Toutefois, cette image dessinée par Lautner et Audiard, exploitée par Yves Robert, lui colle à la peau comme la robe de Guy Laroche. Elle tente d'autres registres, passe même le « Week-End » chez Godard. Elle s’essaie aussi au polar, dont « Jeff » de Jean Herman, qui deviendra Vautrin plus tard. Le public n'est pas convaincu, mais Mireille Darc y croise la route d'Alain Delon. C'est le début de quinze ans de passion tumultueuse, comme la presse people en raffole. Hyper médiatisé, le couple connaîtra une fin tragique en 83, la rupture étant suivie d'un grave accident de voiture qui fracture la colonne vertébrale de Mireille. La carrière cinématographique, en recherche d'un second souffle plus dramatique, sous l’influence d’Alain Delon avec « L'homme pressé », « Mort d'un pourri », « Les Seins de glace » ou « Pour la peau d'un flic » tourné par Delon lui-même ; cette carrière est stoppée net. Elle réalisera néanmoins un film en 1989 : « La Barbare » avec le chanteur Murray Head.


Une deuxième vie

Après avoir surmonté ses graves ennuis de santé, dont une opération à cœur ouvert ;Mireille Darc retourne à la télévision dans les années 90 où elle va connaître une deuxième vie.

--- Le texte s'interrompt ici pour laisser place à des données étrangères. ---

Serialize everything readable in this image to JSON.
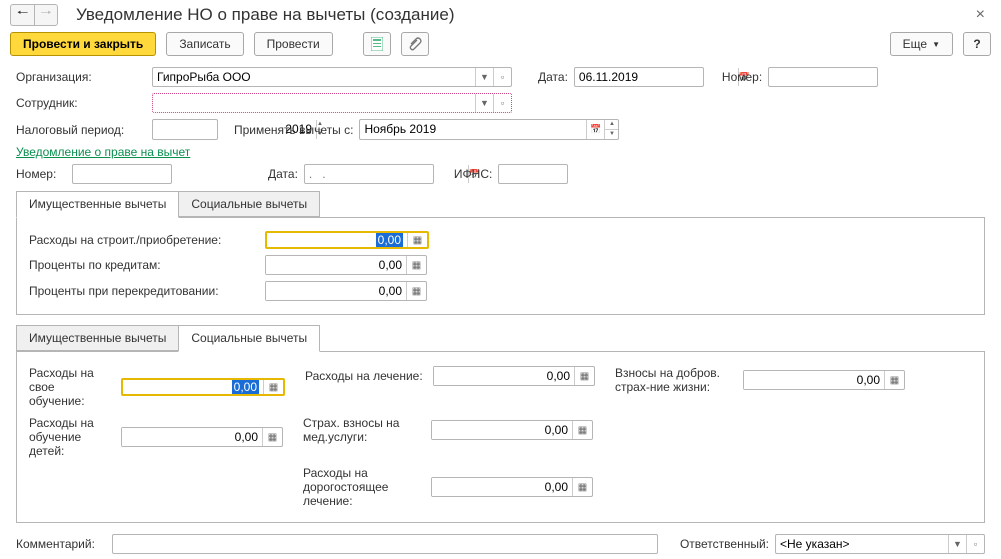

Comme actrice bien évidemment, en jouant dans de nombreux téléfilms et des séries populaires dont « Les Cœurs brûlés », « Les Yeux d'Hélène » ou « Frank Riva ». Mais elle va surtout passer derrière la caméra pour réaliser de nombreux reportages diffusés par «Envoyé spécial » ou « Des racines et des ailes », notamment. Ces documentaires consacrés à des prostituées, des sans-abri, des religieuses, des prisonnières, laissent entrevoir une Mireille Darc radicalement différente de la grande blonde rigolote , sensuelle, bien dans sa peau.

Avec l'aide de Lionel Duroy, elle avait publié récemment deux livres, « Tant que battra mon cœur » et « Mon père », dans lequel elle dévoile une enfance malheureuse. Son père la surnommait la bâtarde car elle était le fruit d'une infidélité de sa femme. A six ans, il la marque à jamais en décidant de se pendre devant elle et en la rendant responsable de son suicide.

Sous la robe noire de ce sex-symbol des années 70 battait le cœur d'une belle personne, qui a su transmettre le bonheur et la joie de vivre qu'elle n'avait pas reçus.